In 1974, Yardley joined the National Aeronautics and Space Administration (NASA) as its associate administrator for crewed space flight. This was a difficult time for crewed space flight, with the transition from expendable launch vehicles to the reusable Space Shuttle. Yardley left NASA after the first successful flight of the Space Shuttle in 1981, and returned to St. Louis and McDonnell-Douglas as president of McDonnell Douglas Astronautics, a position he held until he retired in 1989. He became known for "Yardley's Law": "Pretty is what works", his response to someone who said that the Mercury spacecraft looked like a waste paper bin. Speaking about his anxiety before the inaugural launch of the Space Shuttle, he said: "The things that you have to be careful about are the unknowns, things that have never happened before. A new engineering gremlin could crawl out of the woodwork, one nobody could have predicted."

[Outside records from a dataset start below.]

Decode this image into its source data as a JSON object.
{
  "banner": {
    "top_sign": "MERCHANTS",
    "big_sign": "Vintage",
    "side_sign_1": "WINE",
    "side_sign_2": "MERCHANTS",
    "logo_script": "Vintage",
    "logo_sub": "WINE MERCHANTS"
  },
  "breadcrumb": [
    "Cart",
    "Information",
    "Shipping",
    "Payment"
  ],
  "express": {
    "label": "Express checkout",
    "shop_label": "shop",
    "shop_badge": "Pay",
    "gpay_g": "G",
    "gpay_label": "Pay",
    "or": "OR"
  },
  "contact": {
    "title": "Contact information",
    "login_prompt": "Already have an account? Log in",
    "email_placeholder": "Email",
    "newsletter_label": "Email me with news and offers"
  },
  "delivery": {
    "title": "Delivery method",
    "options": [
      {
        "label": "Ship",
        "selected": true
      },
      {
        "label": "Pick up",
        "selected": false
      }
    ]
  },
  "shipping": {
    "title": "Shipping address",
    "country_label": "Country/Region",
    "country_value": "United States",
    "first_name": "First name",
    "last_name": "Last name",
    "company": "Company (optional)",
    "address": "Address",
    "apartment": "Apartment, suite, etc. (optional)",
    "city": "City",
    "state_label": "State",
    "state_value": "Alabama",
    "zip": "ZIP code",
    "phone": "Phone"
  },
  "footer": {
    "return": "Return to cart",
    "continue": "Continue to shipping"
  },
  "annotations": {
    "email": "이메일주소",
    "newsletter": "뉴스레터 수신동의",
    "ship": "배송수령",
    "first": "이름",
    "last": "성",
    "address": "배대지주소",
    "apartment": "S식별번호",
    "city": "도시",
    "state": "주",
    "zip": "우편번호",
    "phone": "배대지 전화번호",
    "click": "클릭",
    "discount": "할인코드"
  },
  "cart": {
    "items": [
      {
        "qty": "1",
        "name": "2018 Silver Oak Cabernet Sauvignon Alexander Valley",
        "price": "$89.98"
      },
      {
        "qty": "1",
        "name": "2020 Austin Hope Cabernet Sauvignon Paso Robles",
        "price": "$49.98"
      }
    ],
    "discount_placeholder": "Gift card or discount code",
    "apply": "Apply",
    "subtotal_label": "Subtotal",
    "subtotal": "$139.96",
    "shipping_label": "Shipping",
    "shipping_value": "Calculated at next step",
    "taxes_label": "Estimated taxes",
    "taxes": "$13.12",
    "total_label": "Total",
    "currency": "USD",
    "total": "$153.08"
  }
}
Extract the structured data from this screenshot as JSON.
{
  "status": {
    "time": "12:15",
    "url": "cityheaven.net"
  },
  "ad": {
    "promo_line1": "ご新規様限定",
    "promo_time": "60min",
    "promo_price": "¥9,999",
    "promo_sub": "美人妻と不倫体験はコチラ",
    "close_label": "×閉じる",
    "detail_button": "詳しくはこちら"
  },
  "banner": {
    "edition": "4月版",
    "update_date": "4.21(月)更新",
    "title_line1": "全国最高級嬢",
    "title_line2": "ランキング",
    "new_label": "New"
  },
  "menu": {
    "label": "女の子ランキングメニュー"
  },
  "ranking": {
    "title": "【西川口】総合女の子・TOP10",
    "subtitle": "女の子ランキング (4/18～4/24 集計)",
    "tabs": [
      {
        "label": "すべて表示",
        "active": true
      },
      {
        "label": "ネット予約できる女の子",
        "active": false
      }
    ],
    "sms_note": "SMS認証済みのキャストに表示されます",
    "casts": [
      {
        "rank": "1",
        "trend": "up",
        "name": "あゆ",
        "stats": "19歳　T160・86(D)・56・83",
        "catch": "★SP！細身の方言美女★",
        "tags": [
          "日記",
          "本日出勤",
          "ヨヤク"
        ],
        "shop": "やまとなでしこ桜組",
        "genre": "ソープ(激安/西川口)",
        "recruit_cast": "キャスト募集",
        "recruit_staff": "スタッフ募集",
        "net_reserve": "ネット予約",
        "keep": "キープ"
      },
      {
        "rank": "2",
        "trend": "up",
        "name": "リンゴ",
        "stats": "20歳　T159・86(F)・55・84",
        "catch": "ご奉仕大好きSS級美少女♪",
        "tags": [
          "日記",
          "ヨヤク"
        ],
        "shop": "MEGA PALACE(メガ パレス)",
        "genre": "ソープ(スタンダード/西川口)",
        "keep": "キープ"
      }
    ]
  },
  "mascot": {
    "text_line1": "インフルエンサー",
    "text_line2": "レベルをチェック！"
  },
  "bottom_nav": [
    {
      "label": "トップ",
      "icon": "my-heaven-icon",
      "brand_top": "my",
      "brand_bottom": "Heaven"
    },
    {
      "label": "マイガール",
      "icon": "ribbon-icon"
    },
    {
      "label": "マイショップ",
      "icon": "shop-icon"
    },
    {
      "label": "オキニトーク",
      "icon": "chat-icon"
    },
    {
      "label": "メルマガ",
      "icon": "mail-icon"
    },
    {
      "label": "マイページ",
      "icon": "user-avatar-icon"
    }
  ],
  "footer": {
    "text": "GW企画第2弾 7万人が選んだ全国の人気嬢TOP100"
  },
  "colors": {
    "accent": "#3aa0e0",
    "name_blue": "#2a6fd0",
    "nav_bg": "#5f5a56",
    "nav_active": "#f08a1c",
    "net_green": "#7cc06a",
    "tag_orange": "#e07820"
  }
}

Yardley was elected a fellow of the National Academy of Engineering in 1977, and was also a fellow of the American Institute of Aeronautics and Astronautics and the American Astronautical Society. He received a NASA Public Service award for his contribution to Project Mercury in 1963, and to Project Gemini programs in 1966. He was awarded the American Society of Mechanical Engineers' Spirit of St. Louis Medal in 1973, the NASA Distinguished Service Medal in 1981, and the National Space Club's Goddard Trophy in 1983.

On June 26, 2001, Yardley died at his home in St. Louis from complications from cancer.